Tu’B’Shevat, the New Year of the Trees, is celebrated in Israel and Jewish communities as an ecological awareness day. Trees are planted and the festive meal features fruits and nuts. The seven species — wheat, barley, grapes, figs, pomegranates, olives and dates — listed in the Torah and associated with the land of Israel are also incorporated into the celebration.
“Because this holiday is about celebrating trees, we felt it was important to understand our responsibility in taking care of the trees as well as the environment in which we and the trees live in,” said Maiya Haberman, vice president for Shabbat programming and Jewish education at Hillel for Utah.

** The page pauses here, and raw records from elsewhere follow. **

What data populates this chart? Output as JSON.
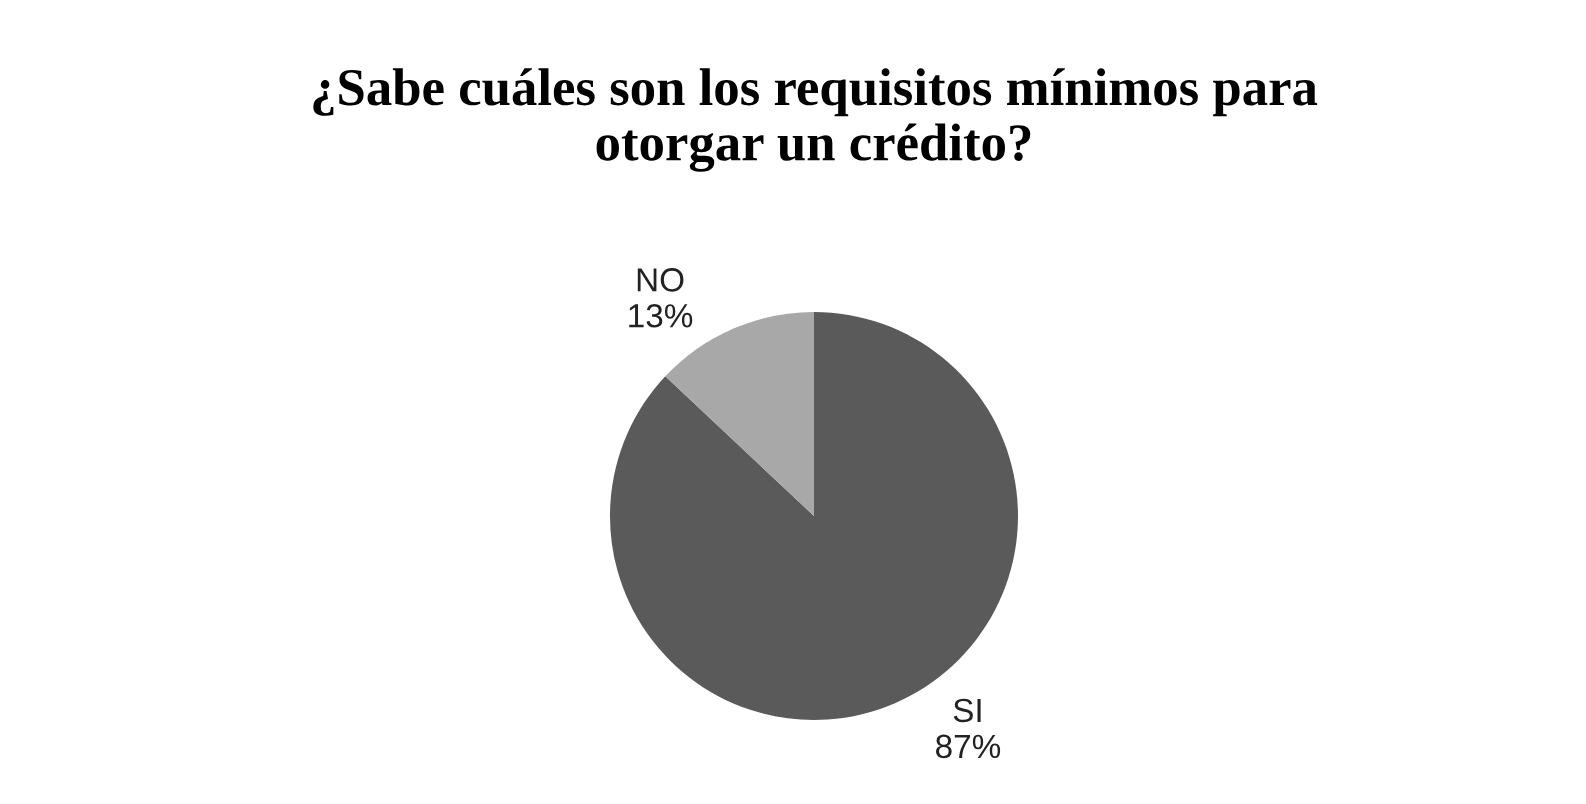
{
  "chart_data": {
    "type": "pie",
    "title": "¿Sabe cuáles son los requisitos mínimos para\notorgar un crédito?",
    "categories": [
      "SI",
      "NO"
    ],
    "values": [
      87,
      13
    ],
    "colors": [
      "#5a5a5a",
      "#a8a8a8"
    ],
    "value_labels": [
      "87%",
      "13%"
    ],
    "legend": false
  }
}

A week prior to the event, students collected single-use plastics. Israeli rap music played in the background as the students arrived at Westminster College with armfuls of empty water and soda bottles on Jan. 29.

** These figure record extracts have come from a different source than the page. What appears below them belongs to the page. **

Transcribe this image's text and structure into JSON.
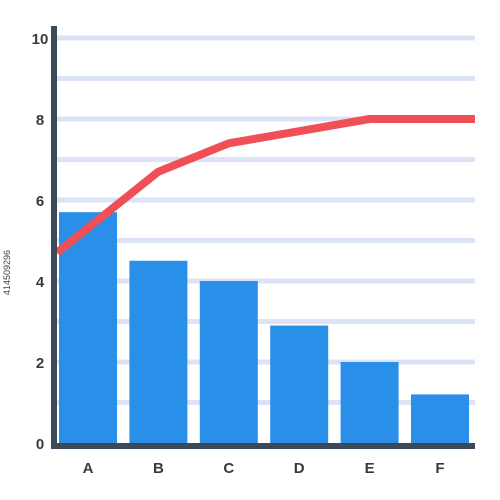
{
  "chart_data": {
    "type": "bar",
    "title": "",
    "xlabel": "",
    "ylabel": "",
    "categories": [
      "A",
      "B",
      "C",
      "D",
      "E",
      "F"
    ],
    "values": [
      5.7,
      4.5,
      4.0,
      2.9,
      2.0,
      1.2
    ],
    "line": {
      "values": [
        4.7,
        6.7,
        7.4,
        7.7,
        8.0,
        8.0
      ]
    },
    "ylim": [
      0,
      10
    ],
    "yticks": [
      0,
      2,
      4,
      6,
      8,
      10
    ],
    "grid": true,
    "colors": {
      "bar": "#2a8fe8",
      "line": "#ef4f55",
      "grid": "#dde3f6",
      "axis": "#3b4a58"
    }
  },
  "watermark_id": "414509296"
}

While some students focused on creating willow and palm trees as well as cacti out of plastic, others snacked on traditional Tu B’Shevat foods, including figs, dates and other dried fruits.
“Utah’s spectacular environment draws Hillel students to the state for recreational as well as outdoor leadership opportunities,” said Dana Tumpowsky, executive director of Hillel for Utah. “We work to respond to their intrigue with the outdoors with programming that makes Judaism relevant.”
In keeping with the purpose of the New Year for the Trees, student organizers also borrowed reusable plates, cups and utensils from the Westminster College Environmental Center to minimize the waste generated from the event. The “trees” created at the event will be on display with an educational poster outside of the Environmental Center for the next two weeks.
“The environmental impacts of single-use plastics such as plastic bottles, straws, utensils and plastic packaging are devastating to ecosystems, especially in the ocean,” said Alex Bochner, vice president for outdoor programming at Hillel for Utah. “We thought blending environmental stewardship and the celebration of trees would match the focus of Hillel students in Utah.”